GOLDEN SPIKE NATIONAL HISTORIC SITE, Box Elder County The winning design for Utah's new state quarter was unveiled Wednesday at the remote location it depicts, the place where the nation's rails were joined 137 years earlier.
Gov. Jon Huntsman Jr. made the announcement at the celebration of the historic day when the golden spike was driven to connect the rails at Promontory Summit and the choice was greeted by cheers from the crowd gathered for the annual re-enactment.
"I don't see why they would choose anything else," said Jay Taylor, a retiree from Brigham City who attended the event in coveralls and a railroad engineer's cap. "That's part of the history of Utah. My ancestors came here by covered wagon; my mother came by railroad."
The "Crossroads of the West" coin design beat out two other contenders to represent Utah: a female snowboarder with the 2002 Winter Olympics motto, "The World is Welcome Here," and a beehive with the words, "The Beehive State."
Huntsman had the final say, but he went along with the popular vote. Of the nearly 136,000 people who voted online for their favorite, just over 52 percent wanted the golden spike. Slightly more than 27 percent liked the beehive and nearly 21 percent, the snowboarder.
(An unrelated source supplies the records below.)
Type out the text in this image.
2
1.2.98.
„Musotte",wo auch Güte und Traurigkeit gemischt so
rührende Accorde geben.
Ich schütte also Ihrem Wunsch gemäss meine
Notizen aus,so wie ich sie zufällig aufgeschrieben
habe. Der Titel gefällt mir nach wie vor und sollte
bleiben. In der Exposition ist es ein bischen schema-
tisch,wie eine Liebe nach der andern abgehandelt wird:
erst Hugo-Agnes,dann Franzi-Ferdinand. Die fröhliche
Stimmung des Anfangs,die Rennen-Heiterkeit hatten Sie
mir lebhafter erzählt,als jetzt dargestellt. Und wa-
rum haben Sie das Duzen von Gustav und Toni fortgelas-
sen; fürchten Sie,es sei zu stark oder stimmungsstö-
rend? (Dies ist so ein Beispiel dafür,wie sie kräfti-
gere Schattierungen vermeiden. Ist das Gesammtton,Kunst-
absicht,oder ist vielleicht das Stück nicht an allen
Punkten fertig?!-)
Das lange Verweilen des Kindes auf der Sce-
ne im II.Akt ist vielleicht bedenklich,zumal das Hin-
"It was my pick. I thought it represented historically one of the most significant contributions that any region or state has made to the development of the United States," the governor told reporters.
Still, Huntsman said, "I wanted to see, a little bit, where the popular vote went. Not that I was playing politician but I was interested." He said he thought the snowboarder would have won more support, but the golden spike "was the leader from Day One."
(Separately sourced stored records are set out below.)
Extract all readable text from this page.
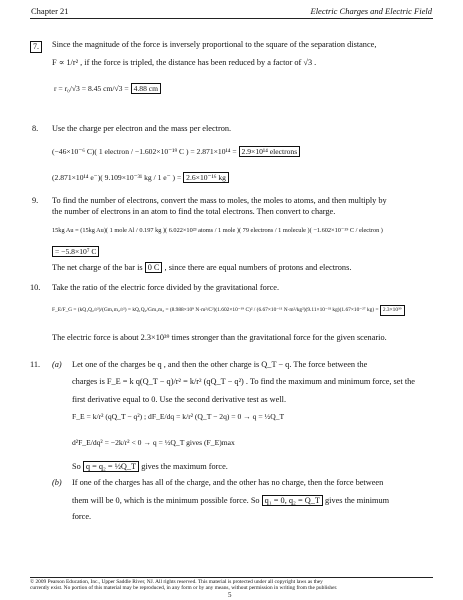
Chapter 21	Electric Charges and Electric Field
7.	Since the magnitude of the force is inversely proportional to the square of the separation distance,
F ∝ 1/r² , if the force is tripled, the distance has been reduced by a factor of √3 .
r = r₀/√3 = 8.45 cm/√3 = 4.88 cm
8. Use the charge per electron and the mass per electron.
(−46×10⁻⁶ C)( 1 electron / −1.602×10⁻¹⁹ C ) = 2.871×10¹⁴ = 2.9×10¹⁴ electrons
(2.871×10¹⁴ e⁻)( 9.109×10⁻³¹ kg / 1 e⁻ ) = 2.6×10⁻¹⁶ kg
9. To find the number of electrons, convert the mass to moles, the moles to atoms, and then multiply by
the number of electrons in an atom to find the total electrons. Then convert to charge.
15kg Au = (15kg Au)( 1 mole Al / 0.197 kg )( 6.022×10²³ atoms / 1 mole )( 79 electrons / 1 molecule )( −1.602×10⁻¹⁹ C / electron )
= −5.8×10⁷ C
The net charge of the bar is 0 C , since there are equal numbers of protons and electrons.
10. Take the ratio of the electric force divided by the gravitational force.
F_E/F_G = (kQ₁Q₂/r²)/(Gm₁m₂/r²) = kQ₁Q₂/Gm₁m₂ = (8.988×10⁹ N·m²/C²)(1.602×10⁻¹⁹ C)² / (6.67×10⁻¹¹ N·m²/kg²)(9.11×10⁻³¹ kg)(1.67×10⁻²⁷ kg) = 2.3×10³⁹
The electric force is about 2.3×10³⁹ times stronger than the gravitational force for the given scenario.
11. (a) Let one of the charges be q , and then the other charge is Q_T − q. The force between the
charges is F_E = k q(Q_T − q)/r² = k/r² (qQ_T − q²) . To find the maximum and minimum force, set the
first derivative equal to 0. Use the second derivative test as well.
F_E = k/r² (qQ_T − q²) ; dF_E/dq = k/r² (Q_T − 2q) = 0 → q = ½Q_T
d²F_E/dq² = −2k/r² < 0 → q = ½Q_T gives (F_E)max
So q = q₂ = ½Q_T gives the maximum force.
(b) If one of the charges has all of the charge, and the other has no charge, then the force between
them will be 0, which is the minimum possible force. So q₁ = 0, q₂ = Q_T gives the minimum
force.
© 2009 Pearson Education, Inc., Upper Saddle River, NJ. All rights reserved. This material is protected under all copyright laws as they
currently exist. No portion of this material may be reproduced, in any form or by any means, without permission in writing from the publisher.
5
The hip young snowboarder shredding against a mountain backdrop did have strong support among the youngest voters, a group that put the golden spike in last place. But for everyone over 23 years old, the golden spike was the top choice.
The beehive, a solid second place in every age category, was not without controversy because of its link to The Church of Jesus Christ of Latter-day Saints, according to Margaret Hunt, chairwoman of the Utah Quarter Commission.
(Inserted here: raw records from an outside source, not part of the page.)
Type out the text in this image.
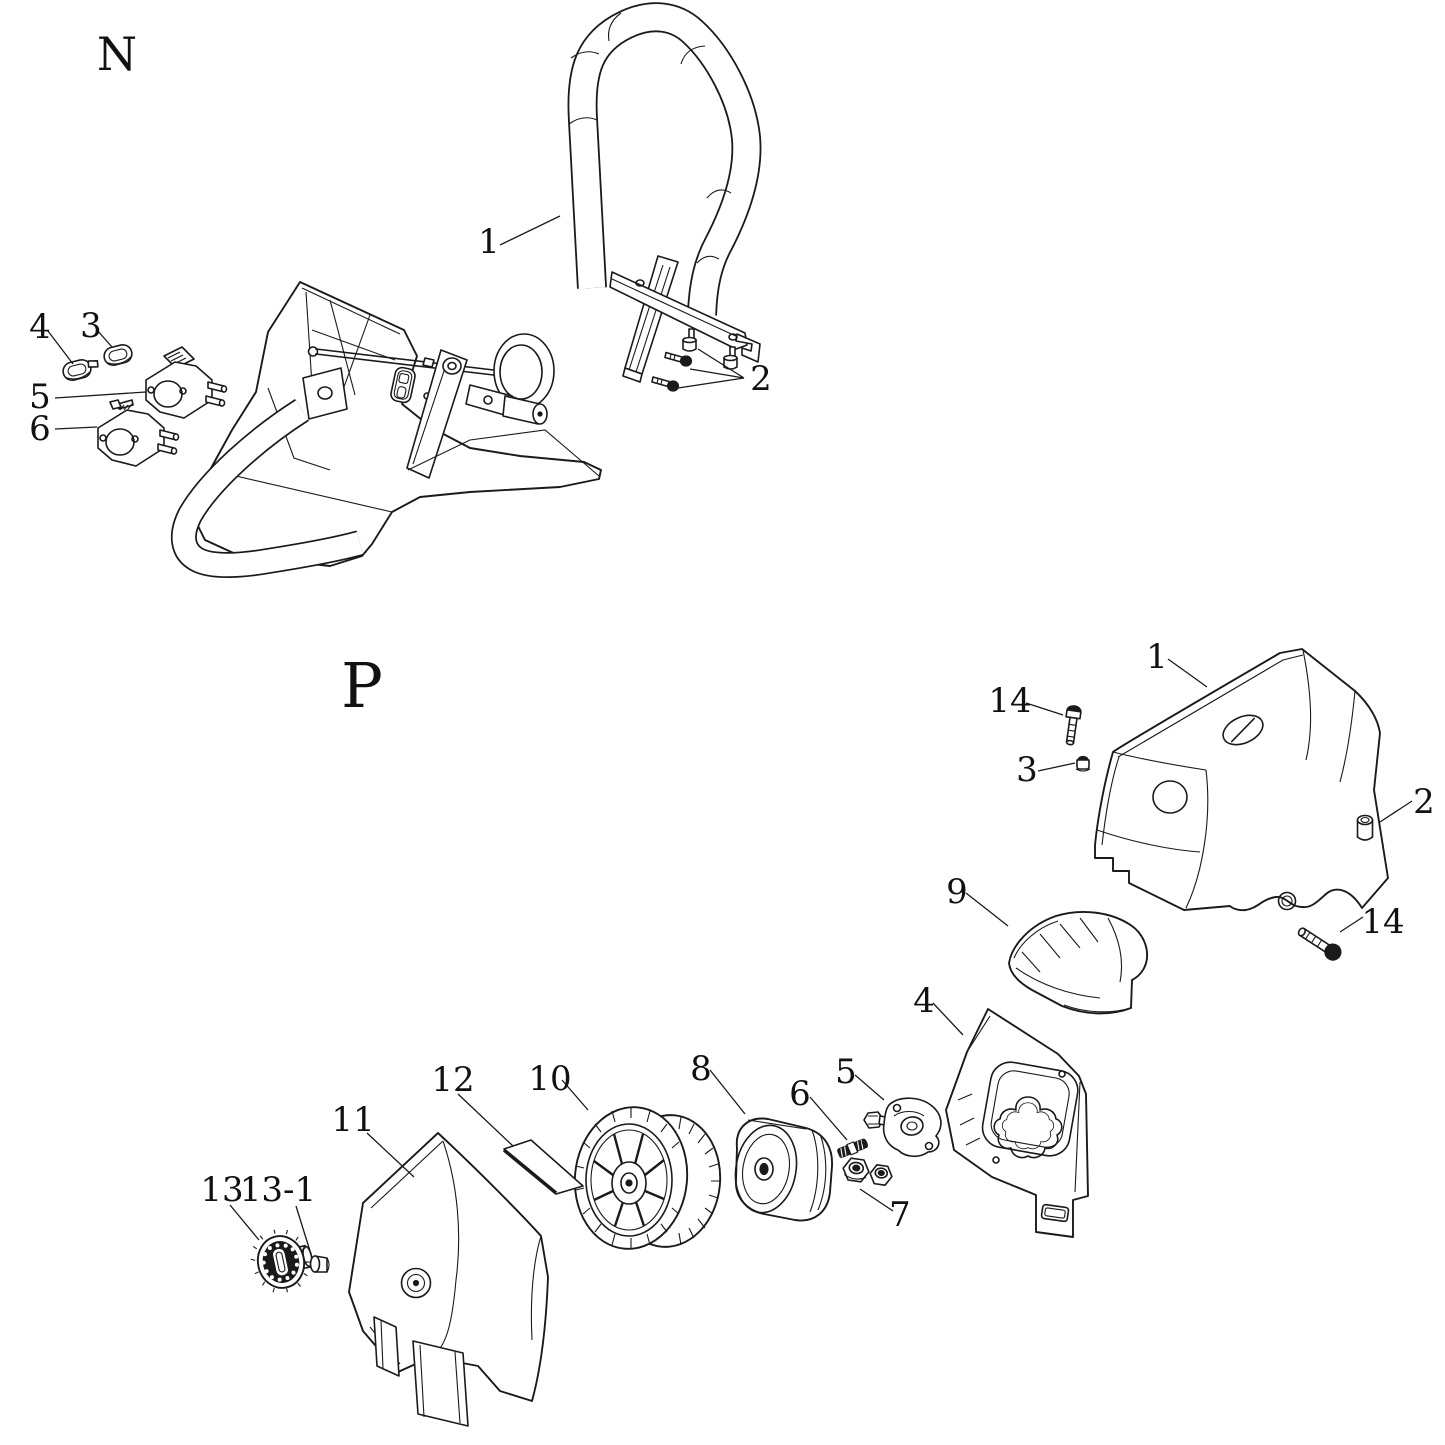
N
1
2
3
4
5
6
P	1
14
3
2
14
9
4
5
6
7
8
10
12
11
13
13-1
"Some people respected and appreciated that," Hunt said. "Others felt it had too close a tie to religion." The U.S. Mint forbids outright religious symbols on money, she said, ruling out designs depicting, for example, the LDS Temple.
For the re-enactment crowd, there was no contest. Eleven-year-old Aslee Taylor of nearby Corinne, dressed in a straw hat, shawl and long skirt for the occasion, said the golden spike quarter will remind her of participation in the annual event.
"It brings it to life," she said of the coin design. "It feels like I'm an actual part of it."
Brigham City's Wayne Johnson, 89, agreed. Decked out in period gear including a genuine beaver top hat, Johnson said he loves the design chosen. "I think that's the only one that really qualifies. It's such a significant occasion."
Huntsman said in his speech that the completion of the transcontinental railroad in Utah "turned what was called the great American desert into the great American West," with the help of Chinese and Irish laborers.
The governor showed the crowd the means he's using to communicate the design preference a replica of the golden spike inscribed with the message, "Our choice!" complete with his signature.
He and his 20-year-old daughter, Abby, arrived at the ceremony aboard one of the two steam locomotives used in the re-enactment, the No. 119. The locomotive met up with the Jupiter to re-create the moment when the rails were joined.
It's the scene anyone picking up one of the 450 million coins that will be minted beginning in January 2007 will see and associate with Utah. About 99 percent of the coins are expected to be circulated outside the state.
The U.S. Mint is producing quarters for each of the nation's 50 states in the order in which they were granted statehood. Utahns were asked to submit ideas and came up with more than 5,000, nearly all from schoolchildren.
Those ideas were reduced to nine categories, which included landscape, red rock, pioneer heritage, Native Americans, dinosaurs and state symbols in addition to the specific proposals selected by the commemorative quarter commission.
The actual design of the quarters was done by U.S. Mint artists, Hunt said. The online voting, held over a 25-day period that ended Monday, attracted an average of 5,000 people a day."People were so passionate," Hunt said. "They had really strong feelings about their preferences."